Enabling & Support
Where and why we whizz around Earth
Our understanding of orbits, first established by Johannes Kepler in the 17th century, remains foundational even after 400 years. Today, Europe continues this legacy with a family of rockets launched from Europe’s Spaceport into a wide range of orbits around Earth, the Moon, the Sun and other planetary bodies.
The most commonly used Earth orbits are represented in this infographic. In these space highways, humankind has put its most advanced ears and eyes, travelling thousands of kilometres per second and looking back at Earth, out to the Sun, the Solar System and across deep space.

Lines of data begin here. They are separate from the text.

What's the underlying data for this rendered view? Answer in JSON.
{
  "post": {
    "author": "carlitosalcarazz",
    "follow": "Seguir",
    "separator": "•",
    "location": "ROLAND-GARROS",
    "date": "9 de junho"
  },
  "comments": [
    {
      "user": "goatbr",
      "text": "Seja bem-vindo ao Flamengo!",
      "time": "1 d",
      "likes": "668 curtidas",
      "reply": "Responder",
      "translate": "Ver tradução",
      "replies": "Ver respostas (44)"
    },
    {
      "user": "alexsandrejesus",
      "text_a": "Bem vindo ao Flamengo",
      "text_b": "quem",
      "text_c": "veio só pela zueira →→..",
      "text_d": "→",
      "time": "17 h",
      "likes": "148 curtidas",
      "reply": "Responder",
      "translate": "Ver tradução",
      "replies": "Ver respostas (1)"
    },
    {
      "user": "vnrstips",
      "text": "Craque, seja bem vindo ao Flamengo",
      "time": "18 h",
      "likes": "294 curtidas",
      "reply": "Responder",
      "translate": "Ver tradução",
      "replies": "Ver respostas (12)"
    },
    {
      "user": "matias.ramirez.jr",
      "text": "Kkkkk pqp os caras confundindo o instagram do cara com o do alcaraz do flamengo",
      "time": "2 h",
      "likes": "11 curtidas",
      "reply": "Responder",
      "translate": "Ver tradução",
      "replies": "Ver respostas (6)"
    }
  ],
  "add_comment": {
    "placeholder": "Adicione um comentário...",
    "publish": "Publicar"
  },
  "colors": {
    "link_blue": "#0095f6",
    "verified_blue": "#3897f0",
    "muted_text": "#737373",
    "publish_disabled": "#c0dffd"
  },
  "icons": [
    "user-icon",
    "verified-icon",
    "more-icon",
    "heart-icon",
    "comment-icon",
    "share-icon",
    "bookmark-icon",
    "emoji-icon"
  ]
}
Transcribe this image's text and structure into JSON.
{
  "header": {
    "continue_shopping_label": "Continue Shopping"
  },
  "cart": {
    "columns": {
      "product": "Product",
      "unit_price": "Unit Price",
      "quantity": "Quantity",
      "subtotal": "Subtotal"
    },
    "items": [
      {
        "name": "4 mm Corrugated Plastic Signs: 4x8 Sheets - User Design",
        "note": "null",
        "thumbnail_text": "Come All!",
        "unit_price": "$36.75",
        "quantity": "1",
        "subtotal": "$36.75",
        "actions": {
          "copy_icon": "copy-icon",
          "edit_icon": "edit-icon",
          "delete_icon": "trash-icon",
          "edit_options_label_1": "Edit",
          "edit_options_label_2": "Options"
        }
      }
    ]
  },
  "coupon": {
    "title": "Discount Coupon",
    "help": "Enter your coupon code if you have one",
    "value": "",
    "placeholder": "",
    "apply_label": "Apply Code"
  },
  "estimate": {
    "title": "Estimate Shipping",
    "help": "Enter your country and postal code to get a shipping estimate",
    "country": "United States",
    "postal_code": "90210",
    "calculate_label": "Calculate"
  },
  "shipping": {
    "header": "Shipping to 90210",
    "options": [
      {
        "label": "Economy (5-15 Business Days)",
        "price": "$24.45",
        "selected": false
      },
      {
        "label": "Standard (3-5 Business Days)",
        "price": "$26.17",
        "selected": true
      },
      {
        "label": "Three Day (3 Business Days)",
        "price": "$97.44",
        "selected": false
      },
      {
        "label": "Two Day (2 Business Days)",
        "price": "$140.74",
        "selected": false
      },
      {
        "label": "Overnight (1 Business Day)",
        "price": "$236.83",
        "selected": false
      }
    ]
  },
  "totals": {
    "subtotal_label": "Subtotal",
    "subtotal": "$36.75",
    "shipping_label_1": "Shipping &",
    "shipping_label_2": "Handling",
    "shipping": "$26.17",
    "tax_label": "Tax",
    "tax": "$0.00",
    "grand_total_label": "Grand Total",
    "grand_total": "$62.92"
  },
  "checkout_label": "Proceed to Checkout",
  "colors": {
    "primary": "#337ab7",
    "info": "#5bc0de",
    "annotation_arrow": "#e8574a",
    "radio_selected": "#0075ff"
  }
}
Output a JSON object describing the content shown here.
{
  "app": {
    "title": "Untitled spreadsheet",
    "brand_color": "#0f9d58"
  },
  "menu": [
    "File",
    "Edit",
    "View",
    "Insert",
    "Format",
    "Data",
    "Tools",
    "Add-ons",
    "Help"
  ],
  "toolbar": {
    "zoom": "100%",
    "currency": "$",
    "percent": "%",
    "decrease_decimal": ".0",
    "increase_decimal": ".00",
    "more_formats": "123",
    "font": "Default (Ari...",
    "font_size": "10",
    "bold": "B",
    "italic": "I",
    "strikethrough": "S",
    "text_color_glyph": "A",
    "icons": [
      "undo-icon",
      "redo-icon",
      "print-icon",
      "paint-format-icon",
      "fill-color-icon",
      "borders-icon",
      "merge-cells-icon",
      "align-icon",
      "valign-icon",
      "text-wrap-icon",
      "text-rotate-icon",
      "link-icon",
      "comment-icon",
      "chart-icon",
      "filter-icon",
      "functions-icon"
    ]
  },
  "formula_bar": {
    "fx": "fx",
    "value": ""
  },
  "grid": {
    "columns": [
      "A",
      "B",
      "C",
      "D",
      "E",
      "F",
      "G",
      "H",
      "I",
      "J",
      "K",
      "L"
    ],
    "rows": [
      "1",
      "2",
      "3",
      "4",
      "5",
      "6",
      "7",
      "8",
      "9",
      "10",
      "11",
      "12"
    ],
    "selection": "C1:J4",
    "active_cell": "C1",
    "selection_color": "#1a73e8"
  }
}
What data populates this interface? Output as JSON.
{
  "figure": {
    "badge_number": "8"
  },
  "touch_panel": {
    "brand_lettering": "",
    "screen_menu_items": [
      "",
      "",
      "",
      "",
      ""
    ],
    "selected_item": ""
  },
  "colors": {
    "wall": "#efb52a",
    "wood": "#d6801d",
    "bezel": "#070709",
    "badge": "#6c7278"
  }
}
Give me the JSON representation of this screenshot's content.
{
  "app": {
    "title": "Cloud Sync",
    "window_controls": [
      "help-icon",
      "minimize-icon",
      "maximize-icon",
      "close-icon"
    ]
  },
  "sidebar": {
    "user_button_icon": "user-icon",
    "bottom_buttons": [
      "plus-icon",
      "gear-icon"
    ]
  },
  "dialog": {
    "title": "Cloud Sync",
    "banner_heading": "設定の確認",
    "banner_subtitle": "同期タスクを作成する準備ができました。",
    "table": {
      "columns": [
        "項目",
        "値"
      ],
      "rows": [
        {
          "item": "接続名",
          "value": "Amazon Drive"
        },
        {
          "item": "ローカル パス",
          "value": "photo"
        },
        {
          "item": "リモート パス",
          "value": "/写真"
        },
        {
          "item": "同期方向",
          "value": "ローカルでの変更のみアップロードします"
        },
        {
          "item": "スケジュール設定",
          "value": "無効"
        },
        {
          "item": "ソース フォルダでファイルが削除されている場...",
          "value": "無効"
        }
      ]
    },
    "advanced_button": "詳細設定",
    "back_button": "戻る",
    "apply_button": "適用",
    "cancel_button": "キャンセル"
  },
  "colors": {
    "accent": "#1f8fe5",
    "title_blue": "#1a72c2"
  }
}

| Name | Altitude | Benefits | Example |
| Low Earth orbit (LEO) | Below 2000 km | Close-up, high-resolution Earth views – good for Earth observation, weather, climate and telecoms | International Space Station |
| Polar orbit (PO) | 200–1000 km | Polar orbits allow for full coverage of Earth as it rotates beneath, good for Earth observation, positioning satellites | Cryosat |
| Sun synchronous orbit (SSO) | 600–800 km | Fixed position with respect to the Sun, meaning light and shadow are consistent – good for Earth observation and monitoring long-term changes | Copernicus Sentinel constellation |
| Medium Earth orbit (MEO)
|
2000–35786 km | Optimal balance of distance and number of satellites needed for full Earth coverage | Galileo constellation |
| Geostationary transfer orbit (GTO)
|
35 786 km (apogee) | Used to place a satellite into geostationary transfer orbit | Temporary |
| Geostationary orbit (GEO)
|
35 786 km | Satellites follow the same point on Earth – good for changing weather patterns, disaster and climate tracking as well as telecommunications | European Data Relay Service |
| Highly eccentric orbit (HEO)
|
Can extend far from Earth, including comets originating in the Oort cloud | Mostly far from Earth’s radiation and shadow – good for astronomy, telecoms | XMM-Newton |